I forced my attention back to the documents, using my anger as a whetstone. The paper trail was intentionally messy. The charter wasn't for the drilling vessel itself, but for a smaller, specialized support tug necessary to transport the deep-sea cable cutter. The key lay in the supplemental permits.
"He's running this through a defunct subsidiary of the logistics company," I announced, finding a single, faded document among a stack of maintenance requests. "They're using the tug's existing long-haul permit to bypass international waters protocols."
Rhys gripped my shoulder again, this time harder, his fingers digging in momentarily before he checked himself. The brief, punishing pressure was the only acknowledgment he allowed himself, but it felt like a flash of heat against my bone. "Good. Where is the tug leaving from, and when?"

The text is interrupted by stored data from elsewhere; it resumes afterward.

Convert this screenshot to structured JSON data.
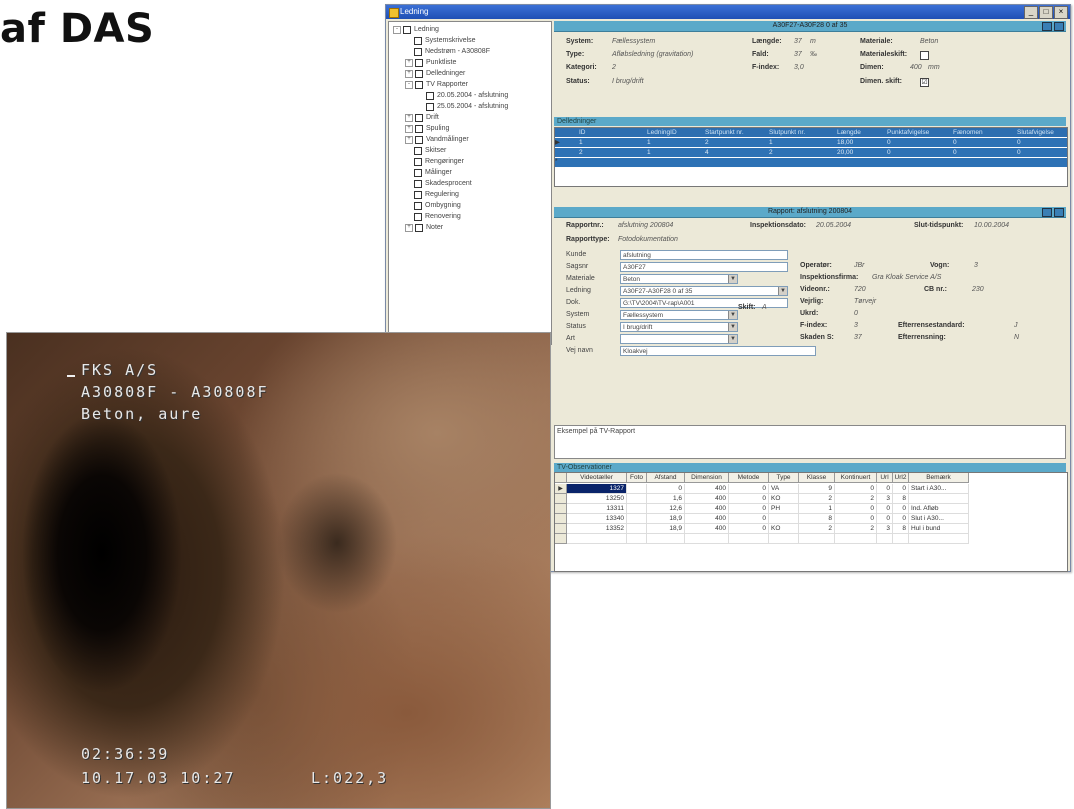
{
  "heading": "af DAS",
  "window": {
    "title": "Ledning",
    "controls": [
      "_",
      "□",
      "×"
    ]
  },
  "tree": {
    "items": [
      {
        "label": "Ledning",
        "level": 0,
        "expander": "-"
      },
      {
        "label": "Systemskrivelse",
        "level": 1,
        "expander": ""
      },
      {
        "label": "Nedstrøm - A30808F",
        "level": 1,
        "expander": ""
      },
      {
        "label": "Punktliste",
        "level": 1,
        "expander": "+"
      },
      {
        "label": "Delledninger",
        "level": 1,
        "expander": "+"
      },
      {
        "label": "TV Rapporter",
        "level": 1,
        "expander": "-"
      },
      {
        "label": "20.05.2004 - afslutning",
        "level": 2,
        "expander": ""
      },
      {
        "label": "25.05.2004 - afslutning",
        "level": 2,
        "expander": ""
      },
      {
        "label": "Drift",
        "level": 1,
        "expander": "+"
      },
      {
        "label": "Spuling",
        "level": 1,
        "expander": "+"
      },
      {
        "label": "Vandmålinger",
        "level": 1,
        "expander": "+"
      },
      {
        "label": "Skitser",
        "level": 1,
        "expander": ""
      },
      {
        "label": "Rengøringer",
        "level": 1,
        "expander": ""
      },
      {
        "label": "Målinger",
        "level": 1,
        "expander": ""
      },
      {
        "label": "Skadesprocent",
        "level": 1,
        "expander": ""
      },
      {
        "label": "Regulering",
        "level": 1,
        "expander": ""
      },
      {
        "label": "Ombygning",
        "level": 1,
        "expander": ""
      },
      {
        "label": "Renovering",
        "level": 1,
        "expander": ""
      },
      {
        "label": "Noter",
        "level": 1,
        "expander": "+"
      }
    ]
  },
  "ledning_panel": {
    "header": "A30F27-A30F28 0 af 35",
    "fields": [
      {
        "label": "System:",
        "value": "Fællessystem"
      },
      {
        "label": "Type:",
        "value": "Afløbsledning (gravitation)"
      },
      {
        "label": "Kategori:",
        "value": "2"
      },
      {
        "label": "Status:",
        "value": "I brug/drift"
      },
      {
        "label": "Længde:",
        "value": "37",
        "unit": "m"
      },
      {
        "label": "Fald:",
        "value": "37",
        "unit": "‰"
      },
      {
        "label": "F-index:",
        "value": "3,0"
      },
      {
        "label": "Materiale:",
        "value": "Beton"
      },
      {
        "label": "Materialeskift:",
        "value": ""
      },
      {
        "label": "Dimen:",
        "value": "400",
        "unit": "mm"
      },
      {
        "label": "Dimen. skift:",
        "value": "☑"
      }
    ]
  },
  "delledninger": {
    "title": "Delledninger",
    "columns": [
      "ID",
      "LedningID",
      "Startpunkt nr.",
      "Slutpunkt nr.",
      "Længde",
      "Punktafvigelse",
      "Fænomen",
      "Slutafvigelse"
    ],
    "rows": [
      [
        "1",
        "1",
        "2",
        "1",
        "18,00",
        "0",
        "0",
        "0"
      ],
      [
        "2",
        "1",
        "4",
        "2",
        "20,00",
        "0",
        "0",
        "0"
      ]
    ]
  },
  "rapport_panel": {
    "header": "Rapport: afslutning 200804",
    "rapportnr_label": "Rapportnr.:",
    "rapportnr_value": "afslutning 200804",
    "insp_label": "Inspektionsdato:",
    "insp_value": "20.05.2004",
    "slut_label": "Slut-tidspunkt:",
    "slut_value": "10.00.2004",
    "rapporttype_label": "Rapporttype:",
    "rapporttype_value": "Fotodokumentation",
    "form": [
      {
        "label": "Kunde",
        "value": "afslutning",
        "select": false
      },
      {
        "label": "Sagsnr",
        "value": "A30F27",
        "select": false
      },
      {
        "label": "Materiale",
        "value": "Beton",
        "select": true
      },
      {
        "label": "Ledning",
        "value": "A30F27-A30F28 0 af 35",
        "select": true
      },
      {
        "label": "Dok.",
        "value": "G:\\TV\\2004\\TV-rap\\A001",
        "select": false
      },
      {
        "label": "System",
        "value": "Fællessystem",
        "select": true
      },
      {
        "label": "Status",
        "value": "I brug/drift",
        "select": true
      },
      {
        "label": "Art",
        "value": "",
        "select": true
      },
      {
        "label": "Vej navn",
        "value": "Kloakvej",
        "select": false
      }
    ],
    "skift_label": "Skift:",
    "skift_value": "A",
    "info": [
      {
        "label": "Operatør:",
        "value": "JBr"
      },
      {
        "label": "Inspektionsfirma:",
        "value": "Gra Kloak Service A/S"
      },
      {
        "label": "Videonr.:",
        "value": "720"
      },
      {
        "label": "Vejrlig:",
        "value": "Tørvejr"
      },
      {
        "label": "Ukrd:",
        "value": "0"
      },
      {
        "label": "F-index:",
        "value": "3"
      },
      {
        "label": "Skaden S:",
        "value": "37"
      }
    ],
    "info2": [
      {
        "label": "Vogn:",
        "value": "3"
      },
      {
        "label": "CB nr.:",
        "value": "230"
      },
      {
        "label": "Efterrensestandard:",
        "value": "J"
      },
      {
        "label": "Efterrensning:",
        "value": "N"
      }
    ]
  },
  "memo_text": "Eksempel på TV-Rapport",
  "tv_table": {
    "title": "TV-Observationer",
    "columns": [
      "Videotæller",
      "Foto",
      "Afstand",
      "Dimension",
      "Metode",
      "Type",
      "Klasse",
      "Kontinuert",
      "Url",
      "Url2",
      "Bemærk"
    ],
    "rows": [
      [
        "1327",
        "",
        "0",
        "400",
        "0",
        "VA",
        "9",
        "0",
        "0",
        "0",
        "Start i A30..."
      ],
      [
        "13250",
        "",
        "1,6",
        "400",
        "0",
        "KO",
        "2",
        "2",
        "3",
        "8",
        ""
      ],
      [
        "13311",
        "",
        "12,6",
        "400",
        "0",
        "PH",
        "1",
        "0",
        "0",
        "0",
        "Ind. Afløb"
      ],
      [
        "13340",
        "",
        "18,9",
        "400",
        "0",
        "",
        "8",
        "0",
        "0",
        "0",
        "Slut i A30..."
      ],
      [
        "13352",
        "",
        "18,9",
        "400",
        "0",
        "KO",
        "2",
        "2",
        "3",
        "8",
        "Hul i bund"
      ],
      [
        "",
        "",
        "",
        "",
        "",
        "",
        "",
        "",
        "",
        "",
        ""
      ]
    ]
  },
  "camera": {
    "line1": "FKS A/S",
    "line2": "A30808F - A30808F",
    "line3": "Beton, aure",
    "line4": "02:36:39",
    "line5": "10.17.03 10:27",
    "line5b": "L:022,3"
  }
}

I located the current location coordinates. The vessel, the Triton, was moored near the western side of the Singapore port, preparing for departure. The planned route was a direct, aggressive vector toward the South China Sea.
"It's set to depart in ninety minutes," I said, a wave of cold dread finally cutting through the oppressive heat. "Finch is moving faster than we calculated. Julian needs to confirm the exact cable location now—we're too late to stop the ship from leaving."
Rhys moved. The two feet of professional space shattered as he placed both hands flat on the desk, caging me between his arms and the monitor. His face was inches from mine, his eyes fierce with the singular focus of the hunt.
"Julian is already working on the satellite data, but we can't wait for confirmation," Rhys said, his breath hot against my ear. "We take the charter company records, and we move to the port. We intercept the Triton before it leaves the breakwater. We are going to stop him physically."
The air was thick with sweat, fear, and the powerful, intoxicating adrenaline radiating from Rhys. The chaotic heat of Singapore was closing in, and I was trapped in the most dangerous intimacy of all: a life-and-death mission with the man who had claimed my surrender.